Scanning and administering scans

Performing a new scan

Performing a scan is a very simple process. Just go to Admin Tools and click on Malware Detection, PHP File Change Scanner. On that page, simply click on Scan Now to initiate the scan. The scanning status is displayed below the list of scans.

The scan process is split in many steps in order to avoid server timeouts. Take a look at the Last server response label. It tells you for how long the current step is running. If this figure goes over 120 seconds, you can be sure that the scan is stuck. In case the scan is stuck or throws an error, please read the "How does it work?" section.

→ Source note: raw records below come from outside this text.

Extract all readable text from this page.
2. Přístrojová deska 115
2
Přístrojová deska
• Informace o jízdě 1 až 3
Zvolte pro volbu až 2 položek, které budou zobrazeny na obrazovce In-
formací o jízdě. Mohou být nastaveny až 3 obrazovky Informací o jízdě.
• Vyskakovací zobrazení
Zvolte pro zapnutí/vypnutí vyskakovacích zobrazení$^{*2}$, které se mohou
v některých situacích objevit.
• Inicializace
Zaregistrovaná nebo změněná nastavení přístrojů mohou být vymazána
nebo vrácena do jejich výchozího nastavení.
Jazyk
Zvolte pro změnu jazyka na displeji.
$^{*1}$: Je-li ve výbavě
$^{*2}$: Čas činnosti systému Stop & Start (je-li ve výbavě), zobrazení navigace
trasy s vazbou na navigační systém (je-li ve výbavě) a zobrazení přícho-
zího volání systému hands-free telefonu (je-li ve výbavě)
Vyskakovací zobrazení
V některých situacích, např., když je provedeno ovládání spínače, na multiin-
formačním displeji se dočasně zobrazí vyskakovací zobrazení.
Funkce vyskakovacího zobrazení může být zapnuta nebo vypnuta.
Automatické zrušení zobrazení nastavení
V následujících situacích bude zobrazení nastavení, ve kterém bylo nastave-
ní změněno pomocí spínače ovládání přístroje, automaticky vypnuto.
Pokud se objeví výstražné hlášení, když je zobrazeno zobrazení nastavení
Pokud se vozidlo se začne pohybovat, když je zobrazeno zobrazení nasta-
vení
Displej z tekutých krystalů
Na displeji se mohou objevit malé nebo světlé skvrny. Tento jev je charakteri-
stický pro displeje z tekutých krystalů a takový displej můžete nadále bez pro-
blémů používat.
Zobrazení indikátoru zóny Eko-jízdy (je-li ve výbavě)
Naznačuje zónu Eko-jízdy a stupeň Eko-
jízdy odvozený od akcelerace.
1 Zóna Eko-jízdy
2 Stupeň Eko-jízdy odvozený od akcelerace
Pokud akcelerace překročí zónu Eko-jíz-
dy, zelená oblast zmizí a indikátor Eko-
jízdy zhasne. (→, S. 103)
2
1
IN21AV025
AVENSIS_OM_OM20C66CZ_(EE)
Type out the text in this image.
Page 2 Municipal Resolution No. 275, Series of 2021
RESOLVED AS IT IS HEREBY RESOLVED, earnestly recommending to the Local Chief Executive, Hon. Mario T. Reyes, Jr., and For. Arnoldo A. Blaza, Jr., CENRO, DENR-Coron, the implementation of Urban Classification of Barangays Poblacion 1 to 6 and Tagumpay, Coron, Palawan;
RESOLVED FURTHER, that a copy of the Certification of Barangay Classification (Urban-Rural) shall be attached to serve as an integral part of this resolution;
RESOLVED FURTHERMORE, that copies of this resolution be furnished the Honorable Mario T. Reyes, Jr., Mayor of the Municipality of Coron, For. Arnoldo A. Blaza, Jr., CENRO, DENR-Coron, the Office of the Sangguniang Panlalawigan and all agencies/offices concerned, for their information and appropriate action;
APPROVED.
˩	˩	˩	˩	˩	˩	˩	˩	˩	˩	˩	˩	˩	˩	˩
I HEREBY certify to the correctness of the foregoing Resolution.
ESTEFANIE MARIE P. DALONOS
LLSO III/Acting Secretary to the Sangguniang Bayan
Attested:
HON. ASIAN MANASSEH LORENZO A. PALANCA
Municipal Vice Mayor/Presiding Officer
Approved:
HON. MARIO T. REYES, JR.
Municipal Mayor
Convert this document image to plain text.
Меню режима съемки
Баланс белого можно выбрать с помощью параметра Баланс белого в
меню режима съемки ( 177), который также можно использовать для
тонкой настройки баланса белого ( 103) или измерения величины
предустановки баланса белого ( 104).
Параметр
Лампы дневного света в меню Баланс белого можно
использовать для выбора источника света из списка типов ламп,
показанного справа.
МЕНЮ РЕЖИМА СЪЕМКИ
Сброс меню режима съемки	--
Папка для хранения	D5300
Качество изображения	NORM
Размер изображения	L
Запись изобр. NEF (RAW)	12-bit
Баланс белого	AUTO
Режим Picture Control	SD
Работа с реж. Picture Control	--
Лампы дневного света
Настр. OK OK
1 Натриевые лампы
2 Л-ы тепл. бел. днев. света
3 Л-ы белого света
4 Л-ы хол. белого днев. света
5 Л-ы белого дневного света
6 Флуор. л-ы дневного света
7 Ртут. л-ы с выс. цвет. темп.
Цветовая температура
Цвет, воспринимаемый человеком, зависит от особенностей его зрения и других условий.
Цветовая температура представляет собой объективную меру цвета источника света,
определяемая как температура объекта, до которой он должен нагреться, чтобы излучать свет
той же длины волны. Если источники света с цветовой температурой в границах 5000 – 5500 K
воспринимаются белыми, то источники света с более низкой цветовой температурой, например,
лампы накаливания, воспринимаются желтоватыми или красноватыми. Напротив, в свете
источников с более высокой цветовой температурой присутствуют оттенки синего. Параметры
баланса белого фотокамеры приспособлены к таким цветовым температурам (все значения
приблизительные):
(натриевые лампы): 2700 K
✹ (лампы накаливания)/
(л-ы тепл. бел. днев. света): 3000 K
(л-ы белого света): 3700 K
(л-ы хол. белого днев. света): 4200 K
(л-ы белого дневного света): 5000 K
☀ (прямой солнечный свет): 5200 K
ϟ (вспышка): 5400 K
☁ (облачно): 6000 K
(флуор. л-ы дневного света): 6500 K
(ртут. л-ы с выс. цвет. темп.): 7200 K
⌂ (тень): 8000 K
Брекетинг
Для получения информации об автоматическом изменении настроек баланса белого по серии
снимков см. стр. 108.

Please note that the first time you run this feature, all scanned PHP files will be reported as Added. This is normal. Since there was no previous scan, all PHP files are new as far as Admin Tools is concerned. A positive side-effect of this behaviour is that all PHP files go through the "Threat score" determination engine which will typically result in a list of 30-100 files you should check. In other words, even if you run this feature for the first time after a site is hacked, it will narrow down the list of files you should check.

Managing scans

PHP File Scanner: Managing scans

The main page of the PHP File Change Scanner feature gives you an overview of the scan operations. From left to right, you see the following columns on each row:

  • A checkbox which is used to select the row(s) you want to delete, by pressing the Delete button on the toolbar.

  • The scan ID (a number) is a monotonically increasing number, i.e. each new scan has an ID which is equal to the previous scan's ID plus one.

  • Scan date is the date and time this scan was performed. The date and time are shown in GMT (UTC) timezone.

  • Total files is the total number of PHP files which Admin Tools detected

  • Modified is the total number of PHP files which Admin Tools detected that are modified since the last scan or have a threat score greater than 0 and not marked by you as safe.

  • Possible threats is the total number of PHP files, new, added or modified, with a non-zero threat score.

  • Added is the total number of PHP files which were added since the last scan.

  • Actions & Reports contains a link titled View Report when modified or added files are detected on your site.